Une figure nous a beaucoup frappées : c'est le curé de Trappes, qui est un peu le héros de notre livre parce qu'il est formidable. Il vient de Versailles, d'une famille aisée, et il se donne entièrement à sa paroisse. Ce n'est pas simple parce qu'il a vécu les attentats de Charlie Hebdo, le Bataclan, l'assassinat de Samuel Paty ainsi que les départs au djihad. C'est quand nous nous sommes intéressées à Trappes que nous avons réalisé qu'elle détenait le record de départs pour le djihad, chose qui n'avait jamais été racontée. Les départs y sont plus nombreux qu'à Molenbeek-Saint-Jean.

Nous avons tenté de donner des éléments de réponse à cette question : pourquoi Trappes ? Comme Raphaëlle Bacqué l'a dit, les réponses tiennent à la présence des tabligh à la fin des années 1990, à un nid de GIA qui s'est installé à Évreux et qui a irrigué jusqu'à Trappes, et aussi à ces fameux squares, que l'on ne trouve que dans deux villes en France et qui sont plus petits que les cités. Des enfants de Trappes sont parfois partis par grappes entières de ces squares parce qu'ils formaient une famille.
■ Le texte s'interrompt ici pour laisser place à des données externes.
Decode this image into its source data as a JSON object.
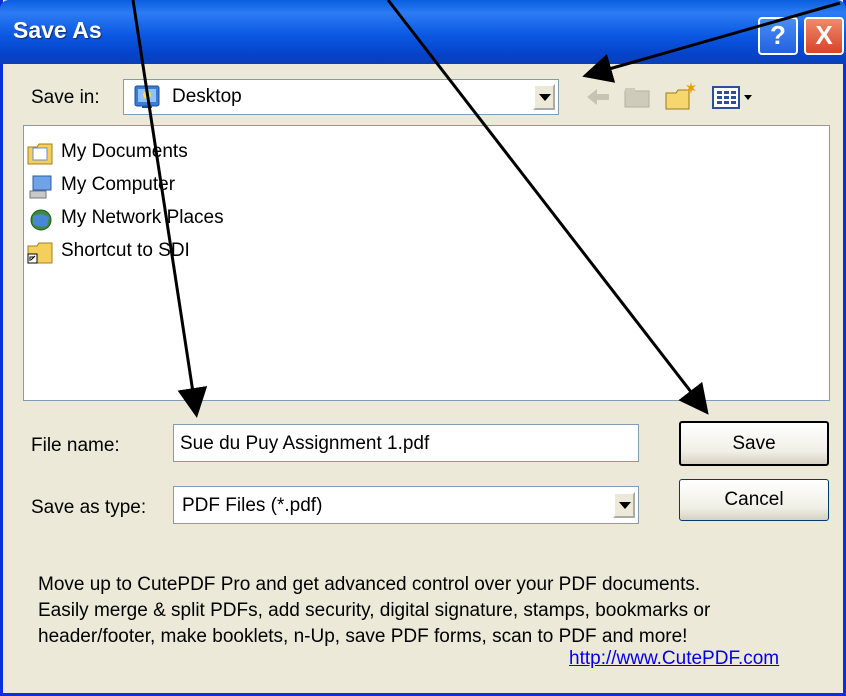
{
  "window": {
    "title": "Save As",
    "help_label": "?",
    "close_label": "X"
  },
  "toolbar": {
    "save_in_label": "Save in:",
    "save_in_value": "Desktop",
    "icons": [
      "back-icon",
      "up-folder-icon",
      "new-folder-icon",
      "view-menu-icon"
    ]
  },
  "files": [
    {
      "name": "My Documents",
      "icon": "my-documents-icon"
    },
    {
      "name": "My Computer",
      "icon": "my-computer-icon"
    },
    {
      "name": "My Network Places",
      "icon": "network-places-icon"
    },
    {
      "name": "Shortcut to SDI",
      "icon": "shortcut-folder-icon"
    }
  ],
  "form": {
    "file_name_label": "File name:",
    "file_name_value": "Sue du Puy Assignment 1.pdf",
    "save_type_label": "Save as type:",
    "save_type_value": "PDF Files (*.pdf)"
  },
  "buttons": {
    "save": "Save",
    "cancel": "Cancel"
  },
  "promo": {
    "lines": [
      "Move up to CutePDF Pro and get advanced control over your PDF documents.",
      "Easily merge & split PDFs, add security, digital signature, stamps, bookmarks or",
      "header/footer, make booklets, n-Up, save PDF forms, scan to PDF and more!"
    ],
    "link": "http://www.CutePDF.com"
  },
  "colors": {
    "titlebar": "#0a5ee0",
    "dialog_bg": "#ece9d8",
    "link": "#0000ee",
    "annotation_arrow": "#000000"
  }
}
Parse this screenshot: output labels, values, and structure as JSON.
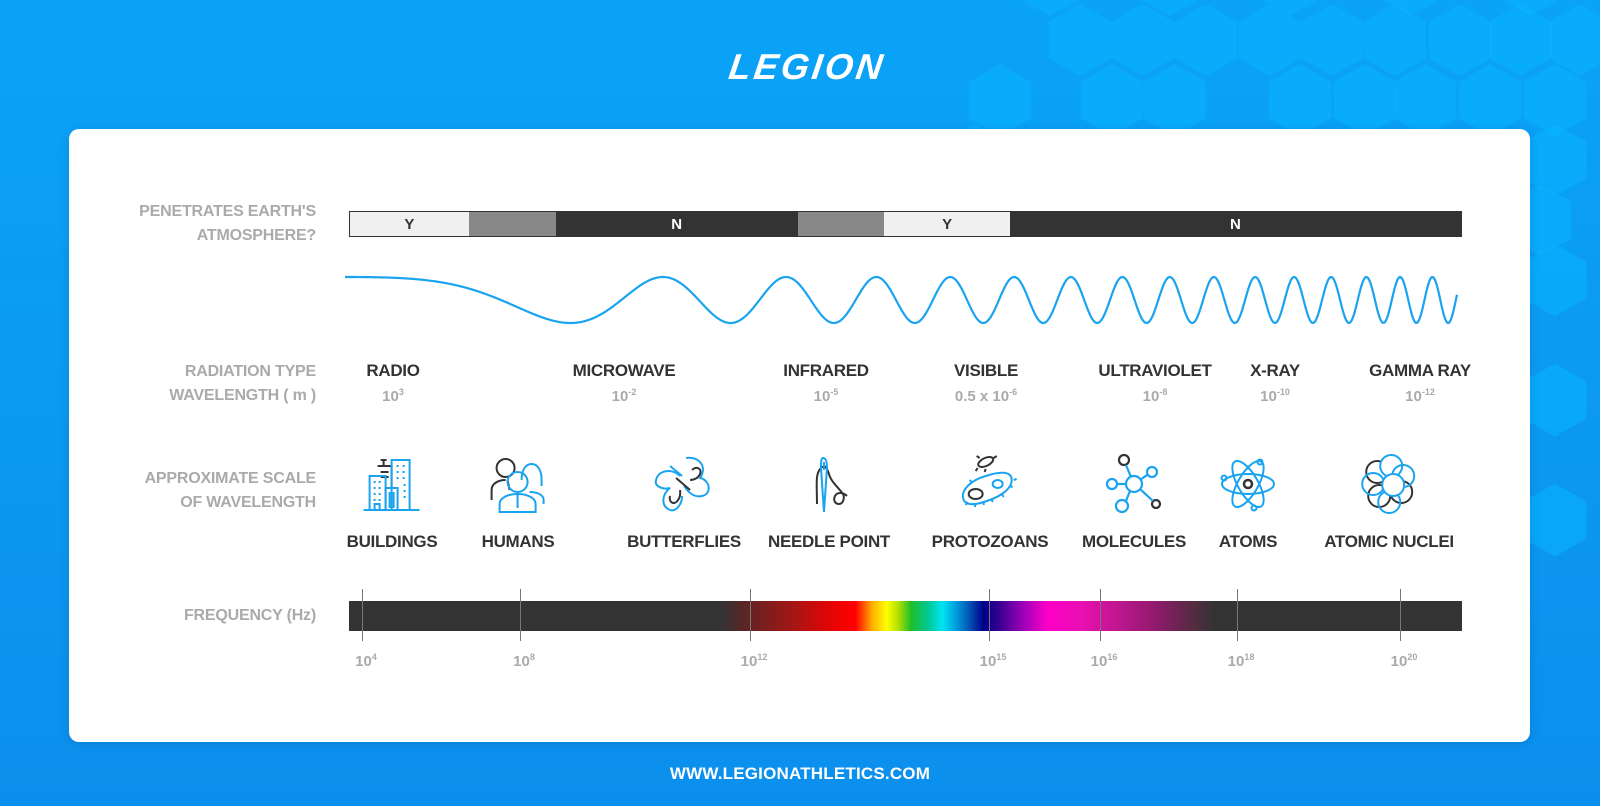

On les a retrouvés en Syrie ou en Égypte. C'est la raison pour laquelle la ville de Trappes est aussi inouïe. En enquêtant, nous avons découvert que tout commençait et finissait à Trappes. Les premiers départs au djihad se font à partir de Trappes et ce sont des enfants de Trappes qui ont revendiqué les attentats de Charlie Hebdo. Au même moment, un jeune garçon de Trappes, qui se trouvait dans les locaux de Charlie Hebdo, a assisté à la première tuerie des frères Kouachi et a vu son copain, qui venait lui-même de Trappes, se faire tuer. C'était comme une sorte de cercle qui se refermait.

Les villes comme Trappes sont tout le temps stigmatisées, mais les choses sont souvent faites un peu vite. Je me souviens d'un sujet de Valeurs actuelles qui donnait l'impression qu'il n'y a que des femmes voilées à Trappes, ce qui n'est quand même pas tout à fait le cas. Nous avons traîné dans un café pour comprendre ce qu'il se passait vraiment et cela nous a fait penser au sujet qui a été fait sur le café de Sevran. Nous n'avions pas besoin d'arriver en caméra cachée ou en nous cachant. Il faut discuter avec les personnes. Je me souviens que nous étions avec une jeune femme qui donnait des colis au Secours populaire et qui voulait récupérer l'un des colis. Son frère se trouvait à la terrasse du café et nous ne comprenions pas pourquoi elle ne s'approchait pas. Il y avait un périmètre et son frère, beaucoup plus religieux qu'elle, ne voulait pas qu'elle s'en approche. Il faut donc du temps pour comprendre les choses.